An 8080/Z80 C Compiler:
Now Open Source and Public Domain!
Initial Commercial Release: August, 1979
Released into the Public Domain: September 20, 2002
This Distribution Last Updated: October 10, 2002
In 1979, I wrote a compiler for a subset of the pre-Standard ("K&R Classic") C Programming Language. The package was developed on, and targeted for, CP/M-80 floppy-based systems with as little as 32K of available system RAM. Originally intending to publish the source code in BYTE, I was eventually persuaded to turn the project into a retail product. Version 1.0 was released in August of 1979. The full package sold somewhere in the neighborhood of 25,000 copies domestically, and a stripped-down version for Japanese-market MSX machines (distributed under the name Alpha-C) probably sold somewhere in the 50,000 copy range.
Now BDS C's commercial potential is well in the past. Until recently, I had not been aware of the continuing international interest in 8-bit CP/M (and derivative) systems... upon this discovery, I found no reason not to render BDS C, along with all of its source code (including the 8080 assembly language compiler/linker sources), free to the public. For the record:
I, Leor Zolman, hereby release all rights to BDS C (all binary and source code modules, including compiler, linker, library sources, utilities, and all documentation)
into the Public Domain. Anyone is free to download, use, copy, modify, sell, fold, spindle or mutilate any part of this package forever more. If, however, anyone ever translates it to BASIC, FORTRAN or C#, please don't tell me.
Leor Zolman
9/20/2002
Plus, as Al Stevens graciously pointed out in his DDJ online C newsletter, BDS C may be used to produce 8080/8085/Z80 embedded systems code (it generates CP/M-resident code by default, but the runtime package can be configured easily enough to run in the absence of an operating system.)
Primary Downloads
To see the main README file, with change log information and some additional historical notes, click here.
To download a combined ZIP archive containing the CP/M-80 and ZCPR3 retail distributions of BDS C, the complete 8080 assembly language source code for the compiler and linker and a PDF of the User's Guide, click here (1.5 MB).
For compiler/linker source code only, click here (153K).
The code archives are also available on Gaby Chaudry's CP/M site in Germany.
Documentation
Two PDF flavors of the BDS C User's Guide are available. A short version with full text content, but without the scanned color cover and title page, has already been incorporated into the full archive above. For this short version alone: click here for the ZIP file (570K) or here for the straight viewable PDF.
For the long version, complete with title page (in front) and the "C Tree" cover in its full glory (at the end), click here for the ZIP file (1.5M) or here to view the straight PDF.
Oba Masaki's page
Oba Masaki maintains a web site with many interesting BDS C-related applications and tools, including an ANSI C-to-K&R source converter for BDS C and other tooks specific to the MSX (Japanese mass-market CP/M platform supported by Sony and Sharp back in the day) version of BDS C.
BDS C on the SIMH Altair 8800 Simulator
Peter Schorn has built a distribution of BDS C and its sources that plays nice with his SIMH Altair 8800 simulator package. From just this link, I was able to have BDS C running in the simulated CP/M environment on my XP machine in about ten minutes. All you need are the two simulator files labeled "Executable for PC" and "Documentation" in the "Simulator Executables and Sources" section, and the "BDS C 1.60" download in the "Software Packages" section. Unzip everything to the same directory, and enter the command:
altairz80 bdsc
You'll then be in a virtual Altair machine...but faster than any actual one ever was! Now, if I could just remember those WordMaster key bindings...
Acknowledgments
Many thanks to Brian Hess, Fritz Chwolka, Gaby Chaudry and Craig Finseth for their help in reviving the User's Guide and finessing it into PDF format for this distribution. Truly a global effort!
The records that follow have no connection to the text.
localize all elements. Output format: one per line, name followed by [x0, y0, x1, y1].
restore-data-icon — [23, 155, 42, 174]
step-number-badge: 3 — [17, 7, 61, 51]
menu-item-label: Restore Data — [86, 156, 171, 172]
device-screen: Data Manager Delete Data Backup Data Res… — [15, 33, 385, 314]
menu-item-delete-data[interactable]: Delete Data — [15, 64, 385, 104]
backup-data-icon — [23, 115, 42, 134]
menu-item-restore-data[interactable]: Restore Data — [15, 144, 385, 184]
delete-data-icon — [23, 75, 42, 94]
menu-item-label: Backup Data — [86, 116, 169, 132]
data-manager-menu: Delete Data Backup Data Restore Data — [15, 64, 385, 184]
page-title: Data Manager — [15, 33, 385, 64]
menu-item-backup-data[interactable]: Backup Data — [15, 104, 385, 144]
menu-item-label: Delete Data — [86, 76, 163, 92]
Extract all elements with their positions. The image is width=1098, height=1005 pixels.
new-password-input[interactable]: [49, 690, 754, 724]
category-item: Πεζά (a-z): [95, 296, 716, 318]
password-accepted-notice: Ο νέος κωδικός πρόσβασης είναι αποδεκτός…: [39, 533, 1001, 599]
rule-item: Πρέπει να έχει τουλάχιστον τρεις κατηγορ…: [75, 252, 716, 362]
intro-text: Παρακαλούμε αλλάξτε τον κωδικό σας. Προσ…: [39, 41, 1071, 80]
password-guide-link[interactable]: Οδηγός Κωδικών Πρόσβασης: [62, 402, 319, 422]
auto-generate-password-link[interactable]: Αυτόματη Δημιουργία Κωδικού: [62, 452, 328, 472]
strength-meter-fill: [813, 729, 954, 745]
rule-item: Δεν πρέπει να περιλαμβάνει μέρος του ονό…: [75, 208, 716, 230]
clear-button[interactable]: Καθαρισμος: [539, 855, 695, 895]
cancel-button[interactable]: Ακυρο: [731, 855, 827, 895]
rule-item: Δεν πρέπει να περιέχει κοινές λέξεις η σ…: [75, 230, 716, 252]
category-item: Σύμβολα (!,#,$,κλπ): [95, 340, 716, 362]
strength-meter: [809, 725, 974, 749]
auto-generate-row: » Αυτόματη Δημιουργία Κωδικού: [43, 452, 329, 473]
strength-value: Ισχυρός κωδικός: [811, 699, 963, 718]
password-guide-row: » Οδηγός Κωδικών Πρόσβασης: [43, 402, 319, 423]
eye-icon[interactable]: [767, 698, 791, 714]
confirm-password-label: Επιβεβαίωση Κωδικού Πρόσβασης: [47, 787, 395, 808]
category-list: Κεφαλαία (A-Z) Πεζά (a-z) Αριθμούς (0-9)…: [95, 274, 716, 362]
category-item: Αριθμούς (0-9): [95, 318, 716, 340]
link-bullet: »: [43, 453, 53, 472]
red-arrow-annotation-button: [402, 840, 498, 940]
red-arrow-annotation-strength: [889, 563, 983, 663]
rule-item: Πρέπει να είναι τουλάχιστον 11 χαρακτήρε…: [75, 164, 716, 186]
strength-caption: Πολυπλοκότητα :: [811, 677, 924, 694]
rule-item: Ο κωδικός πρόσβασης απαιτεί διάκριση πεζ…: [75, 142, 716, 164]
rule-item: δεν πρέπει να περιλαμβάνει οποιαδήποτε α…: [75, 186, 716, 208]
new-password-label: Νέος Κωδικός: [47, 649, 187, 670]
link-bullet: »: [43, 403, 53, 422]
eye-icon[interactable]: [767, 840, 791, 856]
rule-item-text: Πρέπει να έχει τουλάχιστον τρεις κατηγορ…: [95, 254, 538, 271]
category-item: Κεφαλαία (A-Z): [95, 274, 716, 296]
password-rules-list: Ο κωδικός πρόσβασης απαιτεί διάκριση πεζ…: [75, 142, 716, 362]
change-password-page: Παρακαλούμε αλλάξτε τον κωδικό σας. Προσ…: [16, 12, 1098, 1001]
A very special thanks to Jay Sage for his contribution to ZCPR3 development, his guardianship of BDS C during its last incarnation as a Z-System application, for his configuration of the distribution files as they now exist, and for salvaging the compiler/linker source files...making it possible for me to distribute them.
What's Leor up to now?
These days I do on-site C++ training, and occasionally still produce useful software such as STLFilt.